Not long after the Gold Coast robbery, the feds charged Sonken with tax evasion, but a jury acquitted him. In 1978, officers from a state task force burst into Gold Coast amid a busy lunch crowd, alleging Sonken had bought stolen food products. "We're not fooling around," a source with the investigation told the Fort Lauderdale News, as officers lugged out 40 cases of mushrooms, 96 cases of tomato juice, and five cases of anchovies.

"I run a good, clean place here," Sonken complained this time, noting that the dozens of officers who raided Gold Coast's food "acted like they were looking for John Dillinger." Stakes were high. The task force, if successful, might have pressured Sonken to turn over information against his big-name customers. But it didn't work. Sonken claimed entrapment because undercover police had sold him the food and Circuit Court Judge Arthur Franza agreed, throwing out the case and chastising police for an abuse of power that "really shivers the spine of the Constitution." Sonken went to court to demand his food back.

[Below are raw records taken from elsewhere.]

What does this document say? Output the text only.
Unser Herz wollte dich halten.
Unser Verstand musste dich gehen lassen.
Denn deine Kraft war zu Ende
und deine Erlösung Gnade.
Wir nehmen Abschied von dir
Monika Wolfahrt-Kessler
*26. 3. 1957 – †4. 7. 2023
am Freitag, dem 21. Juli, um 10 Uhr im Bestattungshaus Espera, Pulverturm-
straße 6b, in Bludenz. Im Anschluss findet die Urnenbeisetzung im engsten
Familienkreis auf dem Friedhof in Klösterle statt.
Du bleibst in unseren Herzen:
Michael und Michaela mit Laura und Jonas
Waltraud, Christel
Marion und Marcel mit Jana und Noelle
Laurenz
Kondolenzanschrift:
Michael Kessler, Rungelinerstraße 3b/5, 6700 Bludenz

Gold Coast didn't miss a meal. But the police weren't done by a long shot.

Steve Bertucelli, who became director of the Broward County Sheriff's Office's Organized Crime Division (OCD) in the 1980s, licked his wounds from the ill-conceived stolen food gambit against Gold Coast, which he had spearheaded as part of the Metro-Dade Police. Gold Coast attracted Bertucelli and his team like moths to flame. "Their members are doing business, even in a social or a relaxed setting," Bertucelli explained to the Chicago Tribune. "They are here to make money." The Boston-born Bertucelli later told the Sun-Sentinel of his job that "it was like a chess game." Bertucelli would have to gird himself to keep taking on Sonken. As longtime Gold Coast employee Rip Ortega remembers, Sonken "wouldn't let you know how smart he really was."

Bertucelli, working under Sheriff Nick Navarro (who campaigned on his anti-organized crime bona fides), prepared to launch the daring "Operation Cherokee." They would send an officer into Gold Coast not just to eavesdrop. He would go in under an assumed identity and become a regular.

Bertucelli had convinced a former colleague, Dave Green, to join his department. Six years earlier, Green had dropped out of undercover work. "It's a stupid job," he lamented at the time. "If you want excitement, skydive." Yet here he was, lured into Bertucelli's sting. Operation Cherokee would end up taking its toll on Green, his wife, and their three children.

Green called South Florida the "haven for every crud in the United States." His mission was to collect enough evidence from mafiosi and underworld players, to disrupt the invasive species at the roots. Mingling with people interested in suspiciously low-priced liquor, he zeroed in on Patrick DeCrescito, 59, a bartender at Gold Coast. Green convinced DeCrescito to introduce him to people involved in shady liquor distribution, narcotics, and gambling.

Green would be welcomed, accepted, and get to know Sonken himself. His aim, at least in part, would be unswerving: to finally bring down Joe Sonken and the Gold Coast Restaurant.